Al momento, però, il cuore del commando sembra localizzato a Ripoll, dove l’imam Satty aveva radicalizzato un gruppo di ragazzi di origine marocchina, come lui. Giovani di modeste origini, riservati, non particolarmente religiosi. Come i fratelli Abouyaaqoub. In particolare, Younes, il killer della Rambla, era un «bravo studente», con un diploma in elettronica conseguito con grandi sacrifici: negli anni del liceo, si svegliava all’alba per vendere scarpe in una bancarella. Poi, a giugno, il cambiamento, avvenuto in contemporanea con quello del fratello, ancora minorenne. E la folle decisione: uccidere quante più persone possibile, in nome di un Califfato di cui conoscevano il nome e poco più. Secondo le autorità, solo l’esplosione dell’airbag e l’interruzione del circuito elettrico, durante la folla corsa sulla Rambla, ha impedito che i morti fossero molti di più.
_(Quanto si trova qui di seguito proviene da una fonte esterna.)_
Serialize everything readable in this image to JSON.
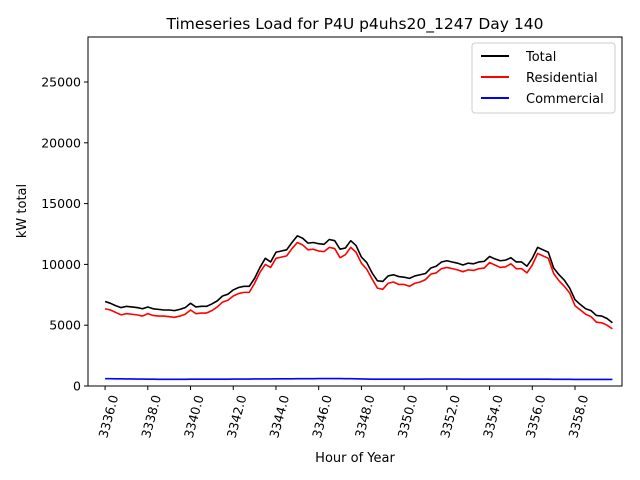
{
  "chart_data": {
    "type": "line",
    "title": "Timeseries Load for P4U p4uhs20_1247  Day 140",
    "xlabel": "Hour of Year",
    "ylabel": "kW total",
    "xlim": [
      3335.2,
      3360.2
    ],
    "ylim": [
      0,
      28700
    ],
    "x_ticks": [
      3336.0,
      3338.0,
      3340.0,
      3342.0,
      3344.0,
      3346.0,
      3348.0,
      3350.0,
      3352.0,
      3354.0,
      3356.0,
      3358.0
    ],
    "x_tick_labels": [
      "3336.0",
      "3338.0",
      "3340.0",
      "3342.0",
      "3344.0",
      "3346.0",
      "3348.0",
      "3350.0",
      "3352.0",
      "3354.0",
      "3356.0",
      "3358.0"
    ],
    "y_ticks": [
      0,
      5000,
      10000,
      15000,
      20000,
      25000
    ],
    "y_tick_labels": [
      "0",
      "5000",
      "10000",
      "15000",
      "20000",
      "25000"
    ],
    "grid": false,
    "legend_position": "top-right",
    "x": [
      3336.0,
      3336.25,
      3336.5,
      3336.75,
      3337.0,
      3337.25,
      3337.5,
      3337.75,
      3338.0,
      3338.25,
      3338.5,
      3338.75,
      3339.0,
      3339.25,
      3339.5,
      3339.75,
      3340.0,
      3340.25,
      3340.5,
      3340.75,
      3341.0,
      3341.25,
      3341.5,
      3341.75,
      3342.0,
      3342.25,
      3342.5,
      3342.75,
      3343.0,
      3343.25,
      3343.5,
      3343.75,
      3344.0,
      3344.25,
      3344.5,
      3344.75,
      3345.0,
      3345.25,
      3345.5,
      3345.75,
      3346.0,
      3346.25,
      3346.5,
      3346.75,
      3347.0,
      3347.25,
      3347.5,
      3347.75,
      3348.0,
      3348.25,
      3348.5,
      3348.75,
      3349.0,
      3349.25,
      3349.5,
      3349.75,
      3350.0,
      3350.25,
      3350.5,
      3350.75,
      3351.0,
      3351.25,
      3351.5,
      3351.75,
      3352.0,
      3352.25,
      3352.5,
      3352.75,
      3353.0,
      3353.25,
      3353.5,
      3353.75,
      3354.0,
      3354.25,
      3354.5,
      3354.75,
      3355.0,
      3355.25,
      3355.5,
      3355.75,
      3356.0,
      3356.25,
      3356.5,
      3356.75,
      3357.0,
      3357.25,
      3357.5,
      3357.75,
      3358.0,
      3358.25,
      3358.5,
      3358.75,
      3359.0,
      3359.25,
      3359.5,
      3359.75
    ],
    "series": [
      {
        "name": "Total",
        "color": "#000000",
        "values": [
          6950,
          6800,
          6600,
          6450,
          6550,
          6500,
          6450,
          6350,
          6500,
          6350,
          6300,
          6250,
          6250,
          6200,
          6300,
          6450,
          6800,
          6500,
          6550,
          6550,
          6750,
          7000,
          7400,
          7550,
          7900,
          8100,
          8200,
          8200,
          8850,
          9750,
          10500,
          10200,
          11000,
          11100,
          11200,
          11800,
          12350,
          12150,
          11750,
          11800,
          11700,
          11650,
          12050,
          11950,
          11250,
          11350,
          11950,
          11550,
          10600,
          10150,
          9300,
          8650,
          8600,
          9050,
          9150,
          9000,
          8950,
          8850,
          9050,
          9150,
          9250,
          9700,
          9850,
          10200,
          10300,
          10200,
          10100,
          9950,
          10100,
          10050,
          10200,
          10250,
          10650,
          10450,
          10300,
          10350,
          10550,
          10200,
          10200,
          9850,
          10500,
          11400,
          11200,
          11000,
          9700,
          9150,
          8700,
          8050,
          7100,
          6700,
          6350,
          6200,
          5800,
          5750,
          5550,
          5200
        ]
      },
      {
        "name": "Residential",
        "color": "#ff0000",
        "values": [
          6350,
          6250,
          6050,
          5850,
          5950,
          5900,
          5850,
          5750,
          5950,
          5800,
          5750,
          5750,
          5700,
          5650,
          5750,
          5900,
          6250,
          5950,
          6000,
          6000,
          6200,
          6500,
          6900,
          7050,
          7400,
          7600,
          7700,
          7700,
          8450,
          9350,
          10000,
          9750,
          10500,
          10600,
          10700,
          11300,
          11800,
          11600,
          11200,
          11250,
          11100,
          11050,
          11400,
          11300,
          10550,
          10800,
          11400,
          11000,
          10100,
          9600,
          8800,
          8050,
          7950,
          8450,
          8550,
          8350,
          8350,
          8200,
          8450,
          8550,
          8750,
          9200,
          9300,
          9650,
          9750,
          9650,
          9550,
          9400,
          9550,
          9500,
          9650,
          9700,
          10150,
          9950,
          9750,
          9800,
          10050,
          9650,
          9650,
          9300,
          9950,
          10900,
          10700,
          10500,
          9250,
          8650,
          8200,
          7650,
          6600,
          6250,
          5900,
          5700,
          5250,
          5200,
          5000,
          4700
        ]
      },
      {
        "name": "Commercial",
        "color": "#0000ff",
        "values": [
          600,
          600,
          590,
          590,
          580,
          580,
          570,
          570,
          560,
          560,
          550,
          550,
          550,
          550,
          550,
          550,
          560,
          560,
          560,
          560,
          560,
          560,
          560,
          560,
          570,
          570,
          570,
          570,
          580,
          580,
          580,
          580,
          590,
          590,
          590,
          590,
          600,
          600,
          600,
          600,
          610,
          610,
          610,
          610,
          610,
          600,
          600,
          590,
          580,
          570,
          560,
          560,
          560,
          560,
          560,
          560,
          560,
          560,
          560,
          560,
          570,
          570,
          570,
          570,
          570,
          570,
          570,
          560,
          560,
          560,
          560,
          560,
          560,
          560,
          560,
          560,
          560,
          560,
          560,
          560,
          560,
          560,
          560,
          560,
          550,
          550,
          550,
          550,
          540,
          540,
          540,
          540,
          540,
          540,
          540,
          540
        ]
      }
    ]
  }
}
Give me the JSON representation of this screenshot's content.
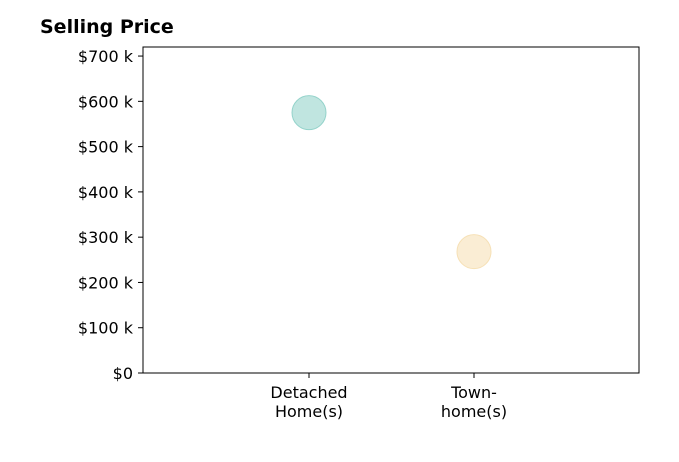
{
  "chart_data": {
    "type": "scatter",
    "title": "Selling Price",
    "xlabel": "",
    "ylabel": "",
    "categories": [
      [
        "Detached",
        "Home(s)"
      ],
      [
        "Town-",
        "home(s)"
      ]
    ],
    "points": [
      {
        "category_index": 0,
        "value": 575000,
        "color": "#8ccfc6"
      },
      {
        "category_index": 1,
        "value": 268000,
        "color": "#f5deb0"
      }
    ],
    "yticks": [
      0,
      100000,
      200000,
      300000,
      400000,
      500000,
      600000,
      700000
    ],
    "ytick_labels": [
      "$0",
      "$100 k",
      "$200 k",
      "$300 k",
      "$400 k",
      "$500 k",
      "$600 k",
      "$700 k"
    ],
    "ylim": [
      0,
      720000
    ],
    "grid": false,
    "marker_opacity": 0.55
  }
}
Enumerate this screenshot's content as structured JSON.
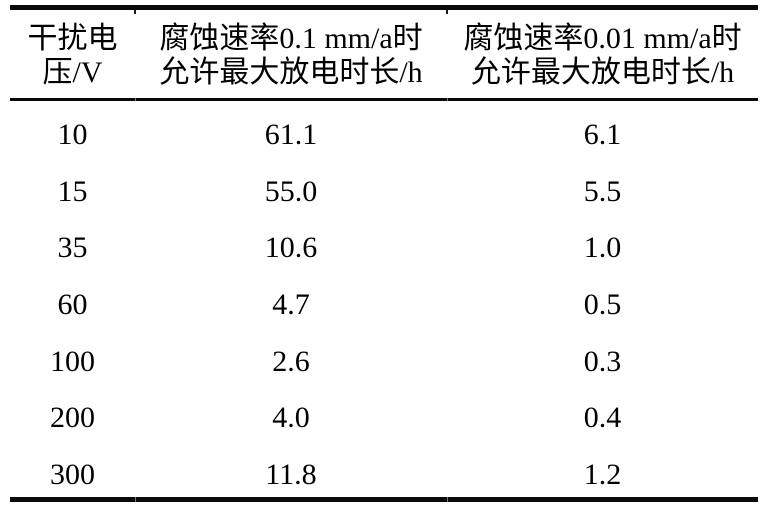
{
  "chart_data": {
    "type": "table",
    "columns": [
      {
        "id": "interference-voltage",
        "header_line1": "干扰电",
        "header_line2": "压/V"
      },
      {
        "id": "max-discharge-duration-at-0.1mm-a",
        "header_line1": "腐蚀速率0.1 mm/a时",
        "header_line2": "允许最大放电时长/h"
      },
      {
        "id": "max-discharge-duration-at-0.01mm-a",
        "header_line1": "腐蚀速率0.01 mm/a时",
        "header_line2": "允许最大放电时长/h"
      }
    ],
    "rows": [
      [
        "10",
        "61.1",
        "6.1"
      ],
      [
        "15",
        "55.0",
        "5.5"
      ],
      [
        "35",
        "10.6",
        "1.0"
      ],
      [
        "60",
        "4.7",
        "0.5"
      ],
      [
        "100",
        "2.6",
        "0.3"
      ],
      [
        "200",
        "4.0",
        "0.4"
      ],
      [
        "300",
        "11.8",
        "1.2"
      ]
    ],
    "layout": {
      "style": "three-line-booktabs",
      "alignment": "center",
      "header_lines_per_column": 2,
      "grid": "horizontal-rules-only"
    }
  },
  "colors": {
    "text": "#000000",
    "rule": "#0a0a0a",
    "background": "#ffffff"
  }
}
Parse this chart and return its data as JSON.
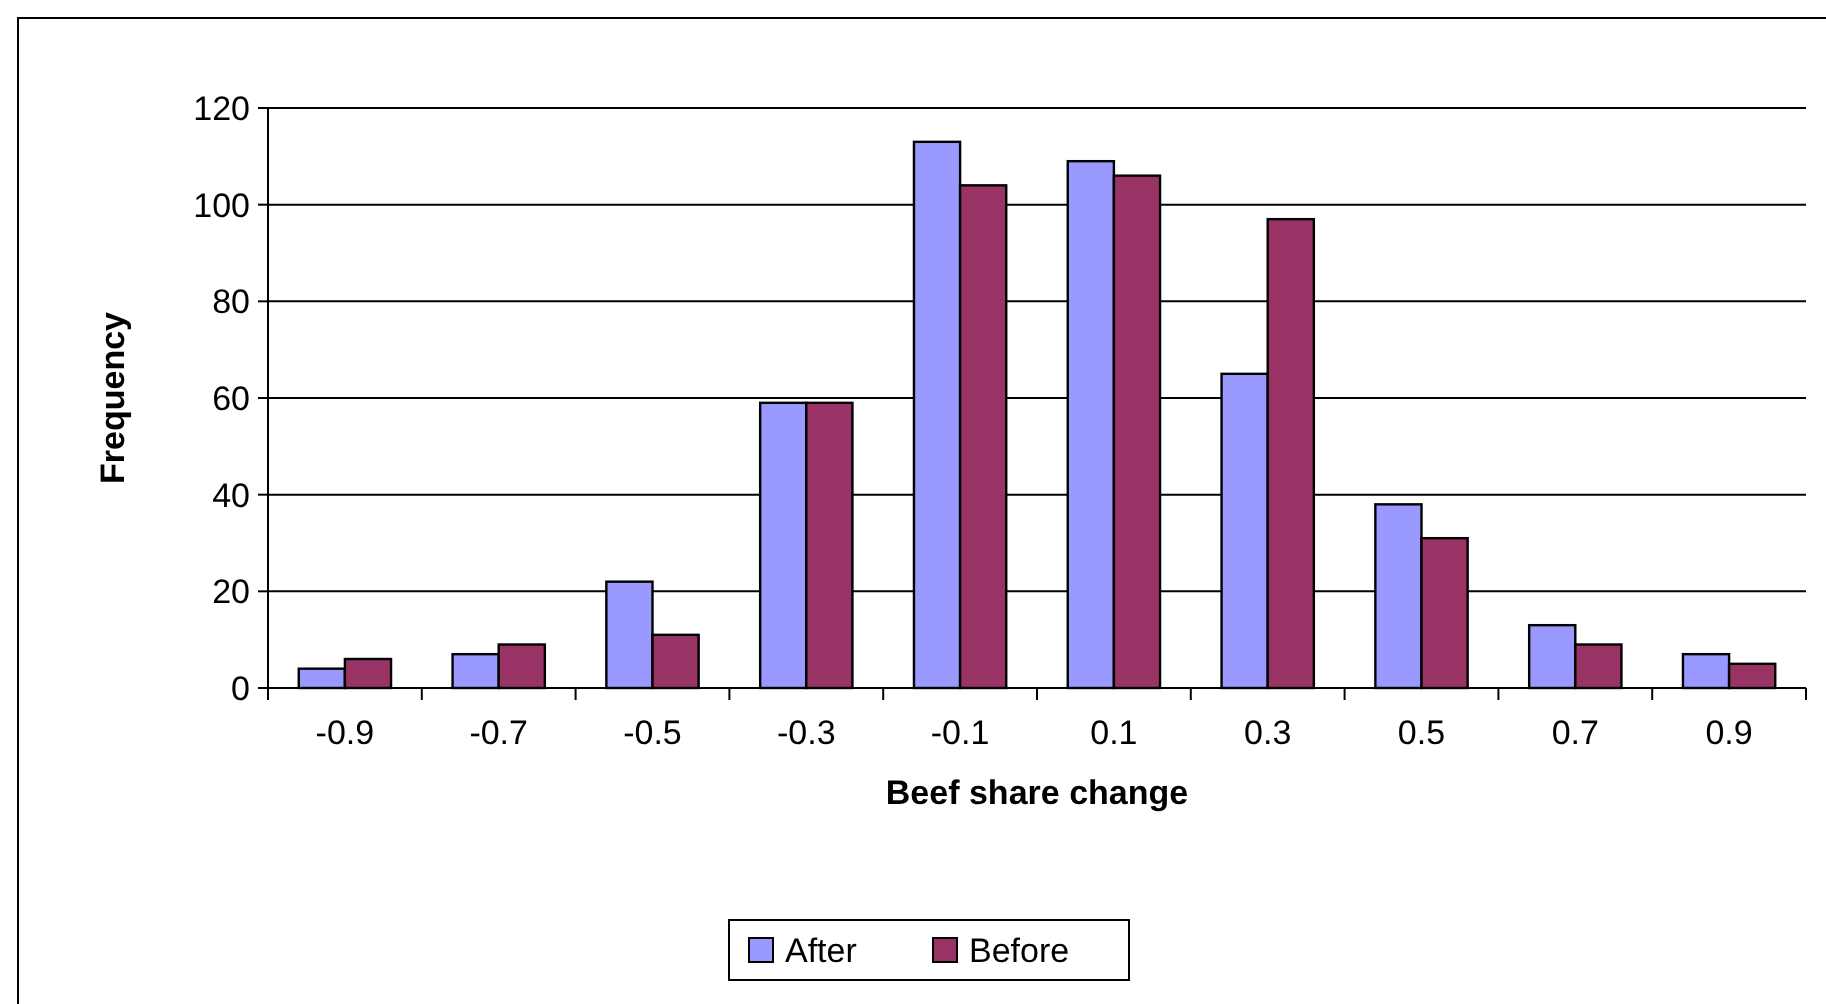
{
  "chart_data": {
    "type": "bar",
    "xlabel": "Beef share change",
    "ylabel": "Frequency",
    "categories": [
      "-0.9",
      "-0.7",
      "-0.5",
      "-0.3",
      "-0.1",
      "0.1",
      "0.3",
      "0.5",
      "0.7",
      "0.9"
    ],
    "series": [
      {
        "name": "After",
        "color": "#9999ff",
        "values": [
          4,
          7,
          22,
          59,
          113,
          109,
          65,
          38,
          13,
          7
        ]
      },
      {
        "name": "Before",
        "color": "#993366",
        "values": [
          6,
          9,
          11,
          59,
          104,
          106,
          97,
          31,
          9,
          5
        ]
      }
    ],
    "ylim": [
      0,
      120
    ],
    "yticks": [
      0,
      20,
      40,
      60,
      80,
      100,
      120
    ],
    "grid": "y",
    "legend": "bottom"
  }
}
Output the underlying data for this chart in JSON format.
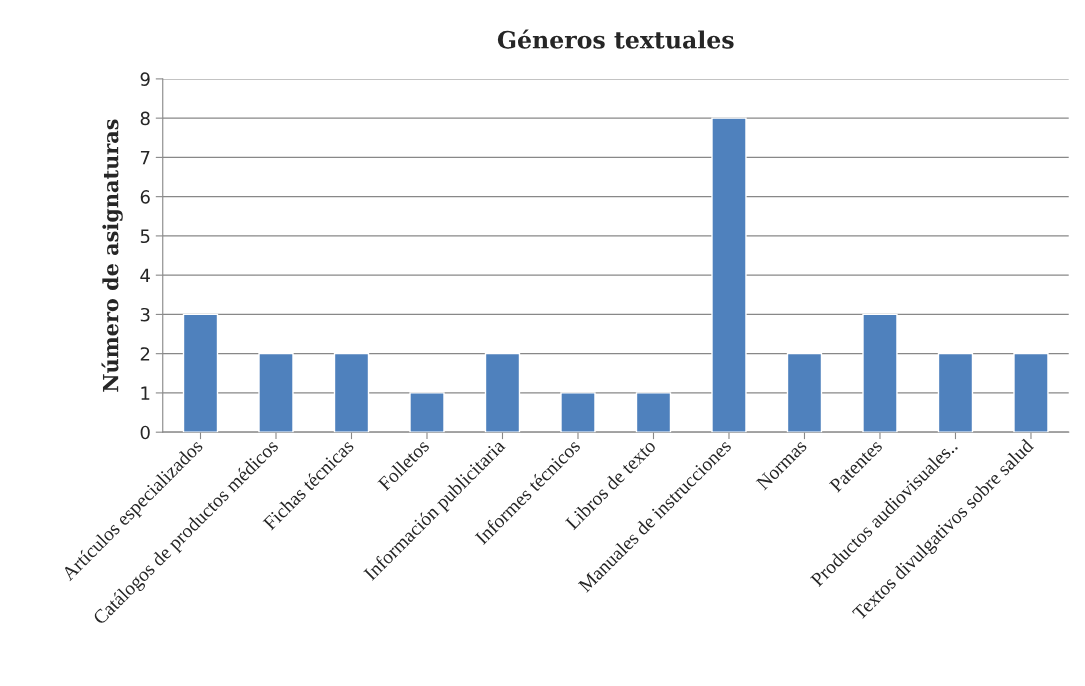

Le vittime italiane tornano a Roma

A mezzanotte è arrivato a Ciampino l'aereo che riporta in patria le salme di Luca Russo e Bruno Gulotta. Ad accoglierle anche il presidente della Repubblica, Sergio Mattarella. La salma di Carmen Lopardo, l'anziana con anche la cittadinanza argentina, dovrebbe invece venire trasferita in Sud America, dove viveva da molto tempo.

La Messa di domenica

Nella mattinata di domenica 1.200 persone, cittadini e turisti, hanno assistito alla Messa per la Pace celebrata alla memoria delle vittime nella Sagrada Familia, il tempio di Antoni Gaudì che secondo la stampa spagnola era il primo obiettivo dei terroristi: il piano era di colpirla ocn un tir pieno di 120 bombole di gas. In prima fila i reali di Spagna, il premier Mariano Rajoy, il presidente catalano Carles Puigdemont, il sindaco di Barcellona Ada Colau. Un ulteriore segnale della volontà della metropoli di tornare alla normalità, di non lasciarsi piegare dal terrore.

Nella sua omelia, l'arcivescovo di Barcellona, il cardinale Joan Josep Omella, ha detto che a Barcellona si appoggia ora "un nuovo stile di convivenza, nel rispetto dei diritti umani, superando le differenze e le esclusioni. Abbiamo dimostrato di essere un popolo che non ha paura. L'unione ci rende forti, le divisioni ci distruggono".

Le parole del Papa all'Angelus

"Nei nostri cuori portiamo il dolore per gli atti terroristici che, in questi ultimi giorni, hanno causato numerose vittime, in Burkina Faso, in Spagna e in Finlandia. Preghiamo per tutti i defunti, per i feriti e per i loro familiari; e supplichiamo il Signore, Dio di misericordia e di pace, di liberare il mondo da questa disumana violenza". Con queste parole, pronunciate al termine dell'Angelus, papa Francesco è tornato domenica a far sentire la sua voce contro gli attacchi terroristici degli ultimi giorni.

Morto anche il piccolo Julian, dato per disperso

La Rambla è tornata ad essere come affollata di cittadini e turisti. Molti hanno continuato a deporre fiori, peluche e messaggi al punto zero, sul mosaico di Mirò dove si era fermata la corsa del furgone omicida. Qui ha deposto dei fiori anche il ministro degli Esteri Angelino Alfano, che poi ha incontrato i familiari degli italiani vittime dell'attentato.

Fra i morti, è stato confermato domenica, c'è anche il Julian, 7 anni, il piccolo anglo-australiano che era stato dato per disperso. Sulla Rambla era con sua mamma, rimasta gravemente ferita. In realtà il suo corpicino era nell'obitorio del palazzo di giustizia. Ma sorprendentemente i governi di Australia, Regno Unito e Filippine che hanno lanciato appelli per ritrovarlo e la famiglia non erano stati informati.